By Simon Bond

In pure monopolies, the firm is a price maker as they are able to take the market's demand curve as their own. The monopoly firm is able to set the price anywhere on this demand curve.

The ability of the monopoly firm to set price is dependent on price elasticity of the product – if demand is elastic it will limit the firms price setting power.
 
Price takers

    •    Firms in perfect competition are price takers.
    •    All businesses have to accept the price that is set by the market.
    •    Firms are not able to set their own price.
    •    This would include commodity companies like BHP, RIO and Vale.

Price makers

  •    As pure monopolies rarely exist, having one firm as a price maker is unlikely.
  •    If firms are able to set prices in a market, the extent to which they can is influenced by price elasticity for that market.  
  •    This would be businesses like the banks, professional services such as vets, drug companies, healthcare, software, technology and Telstra to name a few.

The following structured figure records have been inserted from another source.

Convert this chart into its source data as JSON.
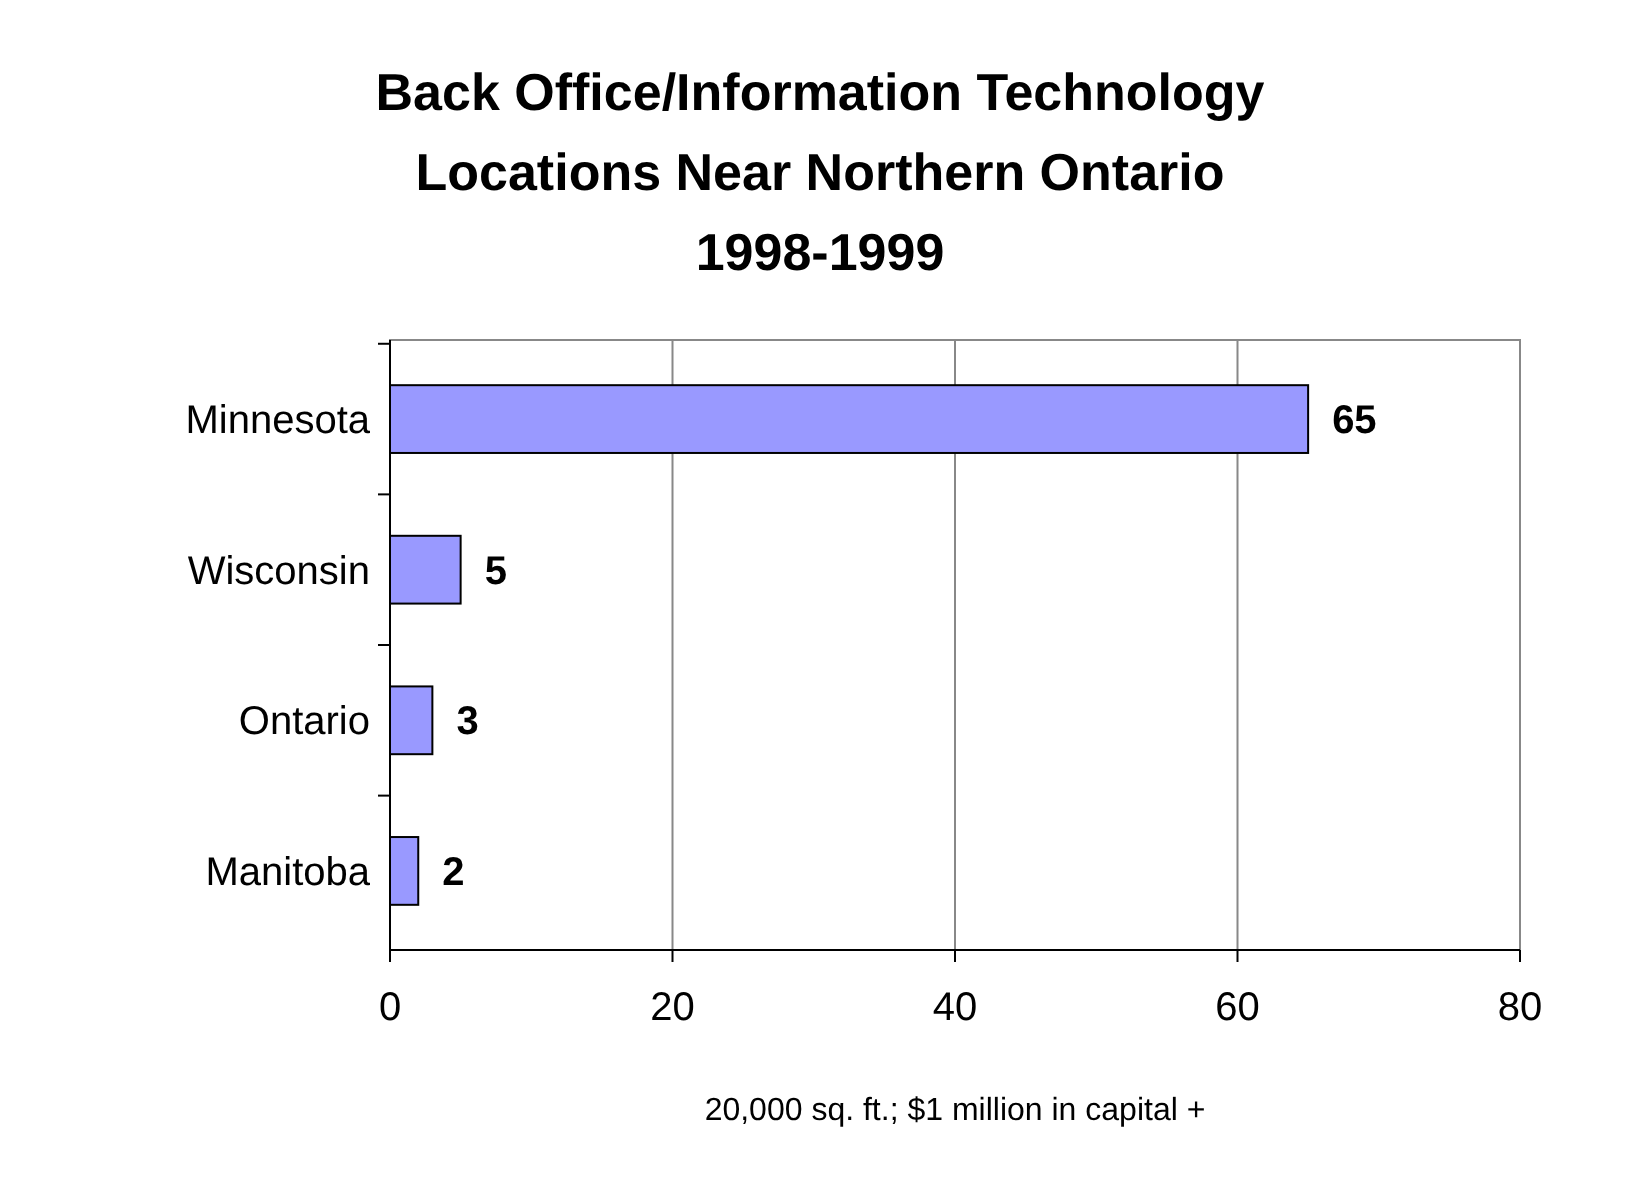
{
  "chart_data": {
    "type": "bar",
    "orientation": "horizontal",
    "title": "Back Office/Information Technology\nLocations Near Northern Ontario\n1998-1999",
    "xlabel": "20,000 sq. ft.; $1 million in capital +",
    "categories": [
      "Minnesota",
      "Wisconsin",
      "Ontario",
      "Manitoba"
    ],
    "values": [
      65,
      5,
      3,
      2
    ],
    "color": "#9999ff",
    "xlim": [
      0,
      80
    ],
    "xticks": [
      0,
      20,
      40,
      60,
      80
    ],
    "grid": "x",
    "data_labels": true
  }
}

Factors that influence the ability of a firm to be a price maker

Only firms in pure monopolies can be price makers. This means that there must be:

  • Barriers to entry and exit.
  • Only one producer / firm in the market.
  • Imperfect knowledge.

In reality this is seldom the case and pure monopolies rarely exist. Very few markets are dominated by just one firm – it is more likely that they are dominated by a few major firms who are able to act as price makers.

Barriers to entry do exist in many markets, however they may be overcome in a number of ways including:

  •   Takeovers from outside / inside the industry.
  •   Growing markets.
  •   Increased overseas competition.
  •   Transfers of brand names between sectors of the economy in companies that differentiate their product offerings.